Le Pétrole va-t-il valoir à nouveau son pesant d’or ? pour la première fois depuis plus d’une année, le baril de Brent franchit la barre des 60 dollars US. Une excellente nouvelle pour les producteurs qui n’en attendaient pas tant.
Le démarrage des campagnes de vaccination un peu partout dans le monde est salvateur pour les cours du pétrole, en raison de la reprise de la demande, un peu partout. En effet, le cours du baril de Brent, le pétrole référence de la Mer du Nord, vient de franchir la barre symbolique des 60 dollars US, ce lundi 8 février à Londres. C’est la première fois depuis le 28 janvier 2020 qu’un tel niveau de cours est observé sur les marchés internationaux qui ont été très affectés par le contexte de la pandémie du Covid-19 qui a considérablement fait chuter la demande dans un contexte de guerre commerciale entre la Russie et l’Arabie Saoudite
La raison de cette reprise qui dure depuis une semaine réside dans les résultats très positifs des premières campagnes de vaccination, mais également par la levée des incertitudes sur la production iranienne. En effet, alors que les marchés avaient anticipé un retour de l’Iran avec l’arrivée de Joe Biden, ce dernier a clairement fait savoir qu’il n’était pas pressé pour la levée des sanctions.
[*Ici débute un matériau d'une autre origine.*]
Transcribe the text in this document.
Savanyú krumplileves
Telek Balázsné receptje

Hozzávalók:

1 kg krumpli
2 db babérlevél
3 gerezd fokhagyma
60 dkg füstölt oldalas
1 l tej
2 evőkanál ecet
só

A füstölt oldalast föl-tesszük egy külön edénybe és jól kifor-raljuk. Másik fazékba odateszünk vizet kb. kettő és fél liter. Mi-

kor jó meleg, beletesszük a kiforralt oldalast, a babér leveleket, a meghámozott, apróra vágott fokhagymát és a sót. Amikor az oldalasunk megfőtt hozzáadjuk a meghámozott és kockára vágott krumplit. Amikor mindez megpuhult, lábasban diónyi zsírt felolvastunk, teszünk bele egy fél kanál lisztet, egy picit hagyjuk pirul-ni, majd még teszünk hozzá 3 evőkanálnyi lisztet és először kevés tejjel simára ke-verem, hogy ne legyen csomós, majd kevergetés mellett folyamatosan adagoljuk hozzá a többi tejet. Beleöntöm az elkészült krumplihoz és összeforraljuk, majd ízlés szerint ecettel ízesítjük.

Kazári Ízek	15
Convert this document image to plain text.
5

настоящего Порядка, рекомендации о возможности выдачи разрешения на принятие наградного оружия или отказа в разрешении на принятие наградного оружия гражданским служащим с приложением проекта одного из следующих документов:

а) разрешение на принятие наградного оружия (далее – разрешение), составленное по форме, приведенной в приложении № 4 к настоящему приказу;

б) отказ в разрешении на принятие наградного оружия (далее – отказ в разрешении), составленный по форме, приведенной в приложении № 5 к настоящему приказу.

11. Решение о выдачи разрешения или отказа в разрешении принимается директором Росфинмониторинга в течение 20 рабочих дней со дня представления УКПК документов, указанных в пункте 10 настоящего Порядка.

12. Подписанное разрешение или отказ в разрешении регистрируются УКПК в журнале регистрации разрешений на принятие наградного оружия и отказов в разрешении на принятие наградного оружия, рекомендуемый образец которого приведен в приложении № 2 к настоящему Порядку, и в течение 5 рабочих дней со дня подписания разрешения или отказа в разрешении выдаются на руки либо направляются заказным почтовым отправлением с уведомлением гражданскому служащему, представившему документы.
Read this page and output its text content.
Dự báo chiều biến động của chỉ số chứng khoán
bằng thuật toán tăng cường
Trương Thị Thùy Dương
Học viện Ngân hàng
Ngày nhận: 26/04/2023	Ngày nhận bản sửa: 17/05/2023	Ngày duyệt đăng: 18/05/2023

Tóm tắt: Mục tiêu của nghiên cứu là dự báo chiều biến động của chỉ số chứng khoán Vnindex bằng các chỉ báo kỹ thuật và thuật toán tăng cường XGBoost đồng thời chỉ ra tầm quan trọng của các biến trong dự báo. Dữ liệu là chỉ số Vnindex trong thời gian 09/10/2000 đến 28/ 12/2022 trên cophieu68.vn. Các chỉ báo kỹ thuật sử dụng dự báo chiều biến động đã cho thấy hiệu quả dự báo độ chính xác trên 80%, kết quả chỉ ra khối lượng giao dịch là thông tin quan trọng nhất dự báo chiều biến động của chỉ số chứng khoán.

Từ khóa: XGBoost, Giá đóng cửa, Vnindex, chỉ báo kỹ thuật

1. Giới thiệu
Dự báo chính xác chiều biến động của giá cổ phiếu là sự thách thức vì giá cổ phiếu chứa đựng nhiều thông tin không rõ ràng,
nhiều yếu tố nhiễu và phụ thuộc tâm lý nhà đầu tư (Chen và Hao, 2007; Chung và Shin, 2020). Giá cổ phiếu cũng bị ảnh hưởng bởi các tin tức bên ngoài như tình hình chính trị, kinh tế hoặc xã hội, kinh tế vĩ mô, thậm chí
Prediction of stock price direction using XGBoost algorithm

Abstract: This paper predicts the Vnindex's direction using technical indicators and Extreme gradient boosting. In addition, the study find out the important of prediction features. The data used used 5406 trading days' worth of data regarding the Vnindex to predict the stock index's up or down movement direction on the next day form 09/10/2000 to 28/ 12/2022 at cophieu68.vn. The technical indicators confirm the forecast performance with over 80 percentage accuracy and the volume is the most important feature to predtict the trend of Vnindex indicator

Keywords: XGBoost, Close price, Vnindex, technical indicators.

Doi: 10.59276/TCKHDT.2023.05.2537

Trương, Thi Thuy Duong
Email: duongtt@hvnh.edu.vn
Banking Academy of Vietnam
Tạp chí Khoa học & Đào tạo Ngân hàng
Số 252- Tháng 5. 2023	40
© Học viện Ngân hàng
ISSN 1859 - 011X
Au président iranien Ali Khamanei qui demandait, la semaine dernière, que les Etats-Unis reviennent à l’accord sur le nucléaire signé par Barack Obama et dont Donald Trump s’est retiré, le nouveau président américain a répondu avec une certaine fermeté. «L’Iran doit d’abord cesser d’enrichir de l’uranium et s’en tenir à ses accords nucléaires avant que les sanctions soient levées», a-t-il dit, indiquant ainsi que l’offre iranienne devrait rester encore faible et destinée à certains pays comme la Chine.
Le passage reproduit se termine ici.